In an age where "Move On" is the usual term, it seems that there are those who does not turn away from the past such as these burial jars displayed in the former Department of Finance in Manila.
Unearthed by archaeologists decades ago from Palawan to Saranggani Province, these Burial Jars and coverings showed a culture that was widespread from Transcaucasus to the South East part of Asia, and it was characterised by burial of the dead in strongly flexed position on heir sides in medium to large clay jars and sometimes it also includes jewelry, weapons, even coins or animals killed as part of their journey to afterlife.
It may deemed new in the eyes of others, especially those who know that native funeral practises were those of in graves if not hanging in cliffs in case of the north. Corpses such as those of Apo Anno from the Cordilleras bear how native folks preserved their dead in form of drying and in a fetal position as encased in caskets and left in its cave graveyards, but recent Archaeologists had unearthed a different way of tending their dead such as placing it in jars and left in graves with some mementoes in it, yet as time goes by, being forgotten as part of their culture.
And since it is spanned through parts of Eurasia, Jar Burial culture was part of an era wherein people engaged in hunting, fishing, rootcrop growing, and handicraft making such as those of making pots from clay, if not mud abundant in their settled terrain. In case of the Philippines, caves like those in Tabon in Palawan may suggest that early Filipinos whom settled at those mountainous, or even ravenous terrain had created a culture prior to the wave of migration as earlier insisted by those of Otley Beyer.
And in case of this Burial Jar found in Palawan (which became known as part of 1000 peso bill), which was made from clay and river sand, it also showed the richness of ancient Filipino culture that is, far from what commonly depicted on history books such as focused on sea trade and waves of migration according to Beyer, et al. Its art also showcases the talent that makes the Filipino also well known in the ancient world with its neighbours engaging trade with the natives.
As according to Wikipedia, faces of the figures and on the prow of the boat have eyes and mouth rendered in the same style as other artifacts of Southeast Asia of that period. Note the depiction of sea-waves on the lid. This style of decoration places this jar in the Sa Huỳnh culture pottery tradition that happened during the Iron Age. These are a people that had migrated through an East to West migration coming from the Borneo-Palawan area to Southern Vietnam. Hence, prior to Sa Huỳnh as what this person observed, these people soon to be Vietnamese were also part of an Austronesian community with a culture enough to consider as "advanced" in that period. And likely to be situated in a part that eventually be one of the isles of the Philippines and a part of Borneo.

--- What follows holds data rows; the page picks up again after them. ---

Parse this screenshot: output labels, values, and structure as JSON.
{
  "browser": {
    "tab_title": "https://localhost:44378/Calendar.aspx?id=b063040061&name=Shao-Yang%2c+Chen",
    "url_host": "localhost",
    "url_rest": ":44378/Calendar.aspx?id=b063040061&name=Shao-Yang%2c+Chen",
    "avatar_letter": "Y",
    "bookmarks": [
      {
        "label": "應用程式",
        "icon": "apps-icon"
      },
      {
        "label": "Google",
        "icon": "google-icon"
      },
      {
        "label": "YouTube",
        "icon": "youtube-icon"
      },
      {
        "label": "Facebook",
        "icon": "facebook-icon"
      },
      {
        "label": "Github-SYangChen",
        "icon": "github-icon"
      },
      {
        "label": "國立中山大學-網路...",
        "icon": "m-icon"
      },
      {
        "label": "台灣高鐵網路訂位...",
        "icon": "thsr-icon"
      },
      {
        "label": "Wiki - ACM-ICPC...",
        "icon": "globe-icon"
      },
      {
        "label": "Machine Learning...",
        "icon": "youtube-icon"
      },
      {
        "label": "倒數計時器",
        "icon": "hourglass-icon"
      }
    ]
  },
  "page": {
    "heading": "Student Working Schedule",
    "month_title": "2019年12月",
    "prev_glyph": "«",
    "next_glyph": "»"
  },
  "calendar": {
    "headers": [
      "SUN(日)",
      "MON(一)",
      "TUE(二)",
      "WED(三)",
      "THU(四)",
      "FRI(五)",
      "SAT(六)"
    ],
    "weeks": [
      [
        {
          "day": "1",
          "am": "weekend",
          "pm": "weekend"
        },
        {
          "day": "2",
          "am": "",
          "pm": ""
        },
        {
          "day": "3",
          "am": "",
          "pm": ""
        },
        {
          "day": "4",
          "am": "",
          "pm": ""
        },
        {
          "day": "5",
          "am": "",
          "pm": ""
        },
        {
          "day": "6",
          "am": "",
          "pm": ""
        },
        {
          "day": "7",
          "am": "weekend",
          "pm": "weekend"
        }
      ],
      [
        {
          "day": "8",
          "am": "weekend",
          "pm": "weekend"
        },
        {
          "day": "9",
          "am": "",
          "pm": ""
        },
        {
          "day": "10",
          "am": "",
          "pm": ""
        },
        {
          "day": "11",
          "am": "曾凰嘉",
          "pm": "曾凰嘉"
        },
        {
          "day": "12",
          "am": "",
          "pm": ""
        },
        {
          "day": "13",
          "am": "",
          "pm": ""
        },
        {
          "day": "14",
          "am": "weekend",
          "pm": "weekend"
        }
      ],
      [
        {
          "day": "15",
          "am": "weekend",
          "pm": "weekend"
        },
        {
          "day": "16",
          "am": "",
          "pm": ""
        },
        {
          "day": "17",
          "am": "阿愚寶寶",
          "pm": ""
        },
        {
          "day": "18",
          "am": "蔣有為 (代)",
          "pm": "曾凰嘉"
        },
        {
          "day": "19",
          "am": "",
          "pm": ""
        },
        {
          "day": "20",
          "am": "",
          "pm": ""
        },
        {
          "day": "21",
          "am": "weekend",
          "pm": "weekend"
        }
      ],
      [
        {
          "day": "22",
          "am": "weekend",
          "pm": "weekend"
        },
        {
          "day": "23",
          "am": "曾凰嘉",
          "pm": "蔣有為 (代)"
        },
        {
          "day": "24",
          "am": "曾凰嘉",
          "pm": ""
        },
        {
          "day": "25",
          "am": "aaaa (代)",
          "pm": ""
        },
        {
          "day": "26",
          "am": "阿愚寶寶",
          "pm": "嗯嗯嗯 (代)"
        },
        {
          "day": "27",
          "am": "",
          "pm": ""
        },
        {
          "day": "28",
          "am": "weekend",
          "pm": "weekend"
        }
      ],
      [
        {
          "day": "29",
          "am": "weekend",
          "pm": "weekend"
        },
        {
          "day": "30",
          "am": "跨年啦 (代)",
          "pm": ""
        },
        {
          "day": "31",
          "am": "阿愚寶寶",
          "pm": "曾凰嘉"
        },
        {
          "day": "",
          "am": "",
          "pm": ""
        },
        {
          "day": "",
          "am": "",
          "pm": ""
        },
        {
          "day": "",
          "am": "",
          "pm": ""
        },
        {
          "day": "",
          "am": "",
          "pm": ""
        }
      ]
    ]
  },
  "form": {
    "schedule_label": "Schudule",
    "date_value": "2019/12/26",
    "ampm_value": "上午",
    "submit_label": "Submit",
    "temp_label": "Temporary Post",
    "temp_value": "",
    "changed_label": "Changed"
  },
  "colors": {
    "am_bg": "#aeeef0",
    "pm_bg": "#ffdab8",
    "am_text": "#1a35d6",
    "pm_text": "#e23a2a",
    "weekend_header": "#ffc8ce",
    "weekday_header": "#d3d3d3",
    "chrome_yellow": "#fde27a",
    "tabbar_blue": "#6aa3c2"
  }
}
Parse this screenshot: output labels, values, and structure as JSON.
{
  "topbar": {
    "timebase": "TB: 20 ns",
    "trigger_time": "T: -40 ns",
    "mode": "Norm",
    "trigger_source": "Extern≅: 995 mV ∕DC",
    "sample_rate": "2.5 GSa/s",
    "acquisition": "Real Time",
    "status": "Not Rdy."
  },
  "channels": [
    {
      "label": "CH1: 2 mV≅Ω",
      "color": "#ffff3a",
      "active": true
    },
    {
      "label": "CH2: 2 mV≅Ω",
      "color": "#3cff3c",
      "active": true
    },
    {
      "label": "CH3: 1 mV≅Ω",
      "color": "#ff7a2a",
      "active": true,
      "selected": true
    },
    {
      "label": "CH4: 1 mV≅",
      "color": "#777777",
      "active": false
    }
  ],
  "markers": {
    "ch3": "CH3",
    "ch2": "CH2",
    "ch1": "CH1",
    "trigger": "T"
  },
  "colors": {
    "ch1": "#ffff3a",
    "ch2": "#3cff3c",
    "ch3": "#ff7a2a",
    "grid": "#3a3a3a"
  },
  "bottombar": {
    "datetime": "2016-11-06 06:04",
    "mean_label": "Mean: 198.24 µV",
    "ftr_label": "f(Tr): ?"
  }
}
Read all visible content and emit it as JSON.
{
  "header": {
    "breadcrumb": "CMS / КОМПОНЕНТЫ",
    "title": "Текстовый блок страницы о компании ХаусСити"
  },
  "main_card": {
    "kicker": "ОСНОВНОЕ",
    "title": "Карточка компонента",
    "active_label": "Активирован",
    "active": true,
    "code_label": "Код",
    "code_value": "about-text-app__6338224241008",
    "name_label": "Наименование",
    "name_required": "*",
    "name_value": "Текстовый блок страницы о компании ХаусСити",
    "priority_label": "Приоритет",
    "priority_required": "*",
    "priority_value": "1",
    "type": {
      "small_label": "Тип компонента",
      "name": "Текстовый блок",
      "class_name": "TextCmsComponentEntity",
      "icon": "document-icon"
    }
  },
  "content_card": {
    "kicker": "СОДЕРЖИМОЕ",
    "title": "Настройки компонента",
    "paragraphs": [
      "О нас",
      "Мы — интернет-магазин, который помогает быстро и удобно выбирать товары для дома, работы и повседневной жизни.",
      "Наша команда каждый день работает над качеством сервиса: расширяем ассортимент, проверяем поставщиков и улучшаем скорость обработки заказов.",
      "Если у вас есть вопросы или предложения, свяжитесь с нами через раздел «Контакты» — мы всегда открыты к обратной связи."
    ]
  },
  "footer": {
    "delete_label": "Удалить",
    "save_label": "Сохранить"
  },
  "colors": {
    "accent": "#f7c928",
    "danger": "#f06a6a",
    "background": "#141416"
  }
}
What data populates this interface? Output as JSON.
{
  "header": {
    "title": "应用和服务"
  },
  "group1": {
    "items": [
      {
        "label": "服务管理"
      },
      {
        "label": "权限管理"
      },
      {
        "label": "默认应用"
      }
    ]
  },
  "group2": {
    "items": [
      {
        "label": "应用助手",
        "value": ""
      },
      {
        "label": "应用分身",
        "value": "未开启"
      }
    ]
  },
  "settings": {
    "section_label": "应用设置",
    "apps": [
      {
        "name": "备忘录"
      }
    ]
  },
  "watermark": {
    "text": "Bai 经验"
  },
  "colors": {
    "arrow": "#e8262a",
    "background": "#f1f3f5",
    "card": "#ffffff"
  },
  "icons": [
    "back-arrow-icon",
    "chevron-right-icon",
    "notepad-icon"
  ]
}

It may seemed strange, knowing that these information has not been studied in mainstream Filipino history about jar burials, of a somewhat advanced culture, as well as people that also migrated from the Philippines to other parts of Southeast Asia and even the Pacific islands. Jar burials was made by a people whose belief includes those of undergoing transformation of the deceased's spirit from the earthly to the spiritual world, as well as the belief in treating the dead as if it were alive and be given food, drink, and company; and also come to think of this: how come the culture stretched from Azeribaijan to Palawan?
Anyways, people should not forget its well rooted heritage as they enter the museum and see the richness of one's own culture as a citizen. In this age where "Move On" has been a mantra for most, of disregarding the richness of it's country's past and its continuous struggle for the future, this writer would say that forgetting its well-respected heritage as a nation altogether as it favours its illusions may find themselves rootless.